Every once in a while as a mechanic, you get into a car that you wished you hadn’t. I’ve definitely had worse, but this car was a bit of a mind boggler. This car came in for an engine swap, so we thought “Hey, why not? Not like we haven’t worked on about 100 of these cars anyways”.
The customer had paid us in full when they stopped by the shop, and said they would tow the car in later on in the week. When the car was towed in, this is what we found:
The customer had torn the engine apart in a attempt to help us with the deconstruction!! Now let me note: This picture was taken about 40% of the process into assembling the new motor. When our team opened up the hood and back gate for the first time, our first thought was “This is going to be way more work than an engine swap”. Everything from the power steering assembly, all the way to the AC condenser and intake manifold had been taken apart.
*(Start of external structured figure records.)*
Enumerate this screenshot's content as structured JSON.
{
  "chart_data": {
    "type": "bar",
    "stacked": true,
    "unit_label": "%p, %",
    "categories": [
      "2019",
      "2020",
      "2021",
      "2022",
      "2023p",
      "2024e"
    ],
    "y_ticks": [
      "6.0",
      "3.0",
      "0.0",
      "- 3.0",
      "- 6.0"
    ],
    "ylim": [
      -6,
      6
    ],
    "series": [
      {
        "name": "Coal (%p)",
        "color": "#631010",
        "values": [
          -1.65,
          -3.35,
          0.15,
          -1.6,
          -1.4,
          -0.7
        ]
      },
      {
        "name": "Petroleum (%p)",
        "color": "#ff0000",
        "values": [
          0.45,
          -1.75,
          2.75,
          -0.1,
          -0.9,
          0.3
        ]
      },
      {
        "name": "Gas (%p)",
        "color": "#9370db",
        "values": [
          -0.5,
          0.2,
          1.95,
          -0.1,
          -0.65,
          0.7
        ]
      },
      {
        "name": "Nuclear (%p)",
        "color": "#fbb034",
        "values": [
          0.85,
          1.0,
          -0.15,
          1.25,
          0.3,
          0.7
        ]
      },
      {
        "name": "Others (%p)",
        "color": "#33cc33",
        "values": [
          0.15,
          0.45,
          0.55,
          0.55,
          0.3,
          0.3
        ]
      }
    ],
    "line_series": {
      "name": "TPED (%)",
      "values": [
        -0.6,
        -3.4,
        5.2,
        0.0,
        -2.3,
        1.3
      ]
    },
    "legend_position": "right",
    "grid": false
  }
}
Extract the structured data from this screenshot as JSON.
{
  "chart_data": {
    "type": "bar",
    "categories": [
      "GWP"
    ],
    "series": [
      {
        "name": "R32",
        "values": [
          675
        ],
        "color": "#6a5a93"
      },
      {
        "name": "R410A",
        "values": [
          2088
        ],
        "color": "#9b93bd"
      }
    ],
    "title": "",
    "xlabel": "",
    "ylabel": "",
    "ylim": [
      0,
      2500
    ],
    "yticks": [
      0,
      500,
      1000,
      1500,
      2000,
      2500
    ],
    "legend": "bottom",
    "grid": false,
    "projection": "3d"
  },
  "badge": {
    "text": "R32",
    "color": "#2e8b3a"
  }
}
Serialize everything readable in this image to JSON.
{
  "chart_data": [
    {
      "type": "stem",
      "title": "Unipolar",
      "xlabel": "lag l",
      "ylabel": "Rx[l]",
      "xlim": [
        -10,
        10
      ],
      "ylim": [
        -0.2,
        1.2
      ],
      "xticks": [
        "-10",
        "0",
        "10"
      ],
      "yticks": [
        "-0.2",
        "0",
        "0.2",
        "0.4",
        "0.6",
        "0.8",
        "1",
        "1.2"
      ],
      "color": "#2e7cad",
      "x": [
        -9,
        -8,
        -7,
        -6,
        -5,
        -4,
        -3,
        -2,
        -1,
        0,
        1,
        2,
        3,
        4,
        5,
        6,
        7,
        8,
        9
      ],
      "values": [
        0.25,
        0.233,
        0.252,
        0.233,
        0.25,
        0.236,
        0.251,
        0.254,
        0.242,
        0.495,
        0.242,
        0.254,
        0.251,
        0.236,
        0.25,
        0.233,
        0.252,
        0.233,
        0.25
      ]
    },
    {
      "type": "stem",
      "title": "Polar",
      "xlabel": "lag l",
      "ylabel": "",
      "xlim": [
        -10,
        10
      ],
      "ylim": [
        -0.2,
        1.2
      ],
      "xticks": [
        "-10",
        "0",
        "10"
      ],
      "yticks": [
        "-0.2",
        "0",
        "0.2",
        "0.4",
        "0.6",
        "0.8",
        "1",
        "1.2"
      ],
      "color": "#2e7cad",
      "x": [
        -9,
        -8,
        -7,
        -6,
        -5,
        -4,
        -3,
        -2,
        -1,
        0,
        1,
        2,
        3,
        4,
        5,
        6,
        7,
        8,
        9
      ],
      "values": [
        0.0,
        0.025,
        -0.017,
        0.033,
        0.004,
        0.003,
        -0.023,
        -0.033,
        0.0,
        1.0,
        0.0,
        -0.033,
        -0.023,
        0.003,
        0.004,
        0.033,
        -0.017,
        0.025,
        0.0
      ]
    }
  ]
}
A repair job like this often comprises of a few hundred bolts to say the least. Different sizes and lengths. Clips and clamps of all dimensions and shapes. All mixed up into a few bags that literally sent shivers down our technician’s spine. Its a good thing we know these cars like the back of our hands. A REALLY GOOD THING.
We skipped a few steps with documenting the process, but we caught back up at about the 50% mark. Here, you’ll see the heads off the new (used) block we bought. Just finished polishing it, and its ready to go back together!
We’re going the full 9 yards with this install. We’re replacing the head gaskets, valve cover gaskets, timing belt, water pump, belt tensioner, pulleys, rear main seal, and re-seating the valves. Re-seating the valves will get rid of the annoying lifter tick commonly associated with Subaru’s.
Heads are back from the machine shop!
These heads look goregous! Central Cylinder and Head is one of Portland’s longest standing and most trusted machine shops. They did a great job! Now, lets put it together…
This is Fernando. Our resident motor expert. The ridiculously long wrench he is using is called a Torque Wrench. This wrench makes sure the bolts are tightened in order, and at the factory specified tightness. Its a process called torque spec-ing the bolts. Important to do when putting together any head gasket job.
Things are starting to come together! Both Heads are in and we’re dropping the motor in.
Intake manifold assembly, CHECK.
At this point, we’re in the home stretch. We have the power steering pump assembly, air conditioning condenser and pump, alternator, air intake, radiator and a few more things.
New Motor is now installed!! Looks and sounds great. We love finishing a job the right way. John the customer went the whole 9 yards and the motor swap went swimmingly. No lifter ticks, no burning oil, no head gasket leaks, no belt squeaks!